The Acting Secretary of State to the Chinese Minister.
Washington, April 13, 1905.
Sir: I have the honor to acknowledge the receipt of your note No. 59, of the 31st ultimo, in which you protest against the taking of a census of the Chinese residents of the United States by the bureau of immigration while negotiations are pending between the two governments for a new treaty in which this question is one of the matters under discussion.
On the 1st instant the Department sent the Secretary of Commerce and Labor a copy of your note for his consideration and an expression of his views in the matter. In his letter, in reply, dated the 6th instant Secretary Metcalf says:
A careful consideration has been given to the contents of the said note with the result that I am constrained to express the view that if the act complained of is within the authority of the officers charged with the enforcement of the Chinese-exclusion laws it would not be proper to suspend such action unless it can be shown to be useless upon the sole ground that the matters involved therein are now under consideration in connection with the negotiation of a new treaty between the Chinese Empire and the Government of the United States.
There seems to be some misapprehension as to the nature of this so-called census. When the collectors of internal revenue and the collectors of customs were superseded by officers of the bureau of immigration under authority of the act of February 14, 1903, entitled “An act to establish the Department of Commerce and Labor,” instructions were issued to them to compile a record of Chinese residents in their respective districts. The object of securing such a record was not less to identify and protect those Chinese persons who are entitled by the laws and treaty to remain within the United States than to detect and expel those not so entitled. It is probably unnecessary to enumerate the advantages of such an accessible record of Chinese lawfully resident here, as well in securing them from molestation, as in facilitating their admission after temporary departure from this country. On the other hand, I can not assume that the Chinese minister has any desire to shield those who are unlawfully in the United States from the consequences of such unlawful residence.
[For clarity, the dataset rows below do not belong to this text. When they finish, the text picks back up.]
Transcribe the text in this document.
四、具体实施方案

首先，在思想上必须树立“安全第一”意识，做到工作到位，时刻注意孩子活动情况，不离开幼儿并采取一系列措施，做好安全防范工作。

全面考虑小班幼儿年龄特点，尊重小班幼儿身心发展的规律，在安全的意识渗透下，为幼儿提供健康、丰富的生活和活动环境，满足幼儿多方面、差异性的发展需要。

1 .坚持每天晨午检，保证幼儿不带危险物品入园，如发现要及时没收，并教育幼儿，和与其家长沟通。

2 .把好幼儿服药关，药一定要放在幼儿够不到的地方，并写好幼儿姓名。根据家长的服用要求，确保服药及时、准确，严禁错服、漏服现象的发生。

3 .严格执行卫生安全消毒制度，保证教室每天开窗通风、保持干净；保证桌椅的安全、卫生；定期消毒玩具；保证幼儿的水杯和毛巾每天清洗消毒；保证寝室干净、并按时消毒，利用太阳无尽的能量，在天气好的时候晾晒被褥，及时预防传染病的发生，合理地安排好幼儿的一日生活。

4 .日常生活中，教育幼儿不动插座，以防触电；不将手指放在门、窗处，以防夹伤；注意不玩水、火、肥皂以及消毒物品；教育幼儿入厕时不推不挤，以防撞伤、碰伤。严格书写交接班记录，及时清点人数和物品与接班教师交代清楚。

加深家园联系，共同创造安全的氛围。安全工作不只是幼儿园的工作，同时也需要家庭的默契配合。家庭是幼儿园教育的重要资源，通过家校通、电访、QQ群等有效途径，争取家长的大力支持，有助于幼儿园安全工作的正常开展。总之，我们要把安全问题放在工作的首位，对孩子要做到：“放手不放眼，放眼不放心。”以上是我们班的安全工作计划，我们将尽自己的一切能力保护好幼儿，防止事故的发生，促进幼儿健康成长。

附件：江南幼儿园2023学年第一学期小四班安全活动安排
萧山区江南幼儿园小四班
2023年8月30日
That it is the duty of the administrative officers to make inquiries as to Chinamen who are apparently in the United States in violation of law there can be no reasonable question. If the exclusion acts themselves do not in literal terms require such action on the part of said officers, yet the uses to which the appropriation for the enforcement of these laws can be applied, as described in the words “and for expenses of returning to China all Chinese persons found to be unlawfully in the United States, including the cost of imprisonment, etc.,” show plainly that the inspection officers are required to make some sort of an inquiry to ascertain the presence of such persons in this country.
The taking of the so-called census amounts to simply preparing a record of information secured as to lawful residents while making such inquiries as a necessary preliminary to carrying into effect the above-mentioned purpose of the law. As I have already pointed out in the foregoing, such records serve as a protection to Chinese of the exempt classes.
The specific occasion, I learn, of the protest to which this is a reply was the issuance recently of a letter by the commissioner-general of immigration to the officers in charge of the various districts, directing that the practice which has been in operation for eighteen [Page 168] months past should be so hastened as to furnish information for use by the former in the preparation of his next annual report. But that letter does not indicate any new departure from the established practice in such matters for the time indicated.